Psicologia – Nell’anno della pandemia una riflessione sulla Teoria del Flow formulata negli anni 70 da Mihaly Csikszentmihalyi
/ 22.02.2021
di Alessandra Ostini Sutto

Sono quelle situazioni, di cui ognuno di noi ha esperienza, in cui ci siamo immersi completamente in un’attività, felici di dedicare ad essa tutta la nostra energia, dimenticandoci dello scorrere del tempo e di ciò che abbiamo attorno. Situazioni in cui mente e corpo si sincronizzano, fondendosi con l’attività stessa. Che si tratti di scrivere, ricamare o fare sport, la sensazione è la stessa. Di questo spazio in cui si è attivi e vitali, motivati e coinvolti, senza ansia né stress, abbiamo tutti bisogno.
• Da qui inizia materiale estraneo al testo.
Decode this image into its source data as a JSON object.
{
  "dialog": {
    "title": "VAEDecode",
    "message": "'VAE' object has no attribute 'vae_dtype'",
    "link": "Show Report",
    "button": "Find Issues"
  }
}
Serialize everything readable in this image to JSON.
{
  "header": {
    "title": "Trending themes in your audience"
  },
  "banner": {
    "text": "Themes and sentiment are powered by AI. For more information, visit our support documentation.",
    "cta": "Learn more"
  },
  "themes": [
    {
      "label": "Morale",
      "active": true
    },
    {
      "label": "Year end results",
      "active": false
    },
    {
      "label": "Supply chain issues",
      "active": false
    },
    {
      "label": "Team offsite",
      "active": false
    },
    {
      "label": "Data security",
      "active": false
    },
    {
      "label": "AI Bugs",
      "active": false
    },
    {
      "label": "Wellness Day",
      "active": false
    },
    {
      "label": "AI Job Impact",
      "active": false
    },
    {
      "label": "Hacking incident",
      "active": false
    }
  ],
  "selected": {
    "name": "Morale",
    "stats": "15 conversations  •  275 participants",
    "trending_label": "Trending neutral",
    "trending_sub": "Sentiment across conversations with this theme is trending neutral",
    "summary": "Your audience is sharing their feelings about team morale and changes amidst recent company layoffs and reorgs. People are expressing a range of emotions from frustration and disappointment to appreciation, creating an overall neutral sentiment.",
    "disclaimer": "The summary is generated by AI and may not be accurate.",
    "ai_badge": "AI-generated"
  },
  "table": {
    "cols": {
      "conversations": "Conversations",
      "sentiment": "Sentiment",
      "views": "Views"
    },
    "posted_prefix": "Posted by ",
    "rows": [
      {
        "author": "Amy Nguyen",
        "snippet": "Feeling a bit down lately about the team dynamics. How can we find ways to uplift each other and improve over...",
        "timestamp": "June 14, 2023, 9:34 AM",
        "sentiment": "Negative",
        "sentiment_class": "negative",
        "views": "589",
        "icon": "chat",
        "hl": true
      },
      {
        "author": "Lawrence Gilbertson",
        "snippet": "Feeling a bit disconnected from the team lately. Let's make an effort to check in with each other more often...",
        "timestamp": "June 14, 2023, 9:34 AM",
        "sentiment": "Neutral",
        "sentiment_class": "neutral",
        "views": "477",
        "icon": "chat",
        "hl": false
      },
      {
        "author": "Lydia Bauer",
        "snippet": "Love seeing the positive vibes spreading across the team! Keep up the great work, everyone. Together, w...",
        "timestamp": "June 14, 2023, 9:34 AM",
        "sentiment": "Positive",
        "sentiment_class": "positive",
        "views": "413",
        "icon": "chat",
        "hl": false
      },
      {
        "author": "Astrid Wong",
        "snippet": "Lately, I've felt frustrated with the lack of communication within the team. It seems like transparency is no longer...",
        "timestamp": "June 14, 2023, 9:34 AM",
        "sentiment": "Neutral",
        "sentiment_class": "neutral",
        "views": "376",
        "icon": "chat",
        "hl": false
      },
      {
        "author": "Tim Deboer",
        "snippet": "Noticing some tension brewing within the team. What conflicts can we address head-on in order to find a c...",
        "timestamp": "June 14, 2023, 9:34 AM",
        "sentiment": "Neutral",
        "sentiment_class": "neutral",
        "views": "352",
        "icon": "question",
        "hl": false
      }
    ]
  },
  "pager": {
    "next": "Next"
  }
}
Alcuni lo definiscono «zona», in psicologia si parla piuttosto di «flow» o «flusso». La Teoria del Flow, o dell’esperienza ottimale, è stata formulata nel 1975, dallo psicologo americano Mihaly Csikszentmihalyi, il quale, a partire dagli anni 70, svolse una serie di ricerche sul «flusso di coscienza» come fenomeno riscontrabile in determinate condizioni di operatività. Questo suo interesse nasce da uno studio effettuato sulla creatività, durante il quale egli rimase colpito dall’osservare come l’artista, quando reputava che la sua creazione procedesse bene, persistesse nel lavoro senza sosta, ignorando fame, fatica e disagio. Da qui la volontà di capire questo aspetto di motivazione intrinseca, o autotelica, dell’attività stessa, dello svolgere lavori che premiano da sé e per sé, a prescindere dal prodotto finale o da rinforzi estrinseci. Parallelamente, il flow teorizzato da Csikszentmihalyi è definito come «uno stato in cui la persona si trova completamente assorta in un’attività per il suo proprio piacere e diletto, durante il quale il tempo vola e le azioni, i pensieri e i movimenti si succedono uno dopo l’altro, senza sosta». La scelta del temine deriva dagli stessi pazienti dello psicologo, i quali, durante i colloqui, descrivevano queste esperienze utilizzando la metafora di una corrente d’acqua che li trascinava.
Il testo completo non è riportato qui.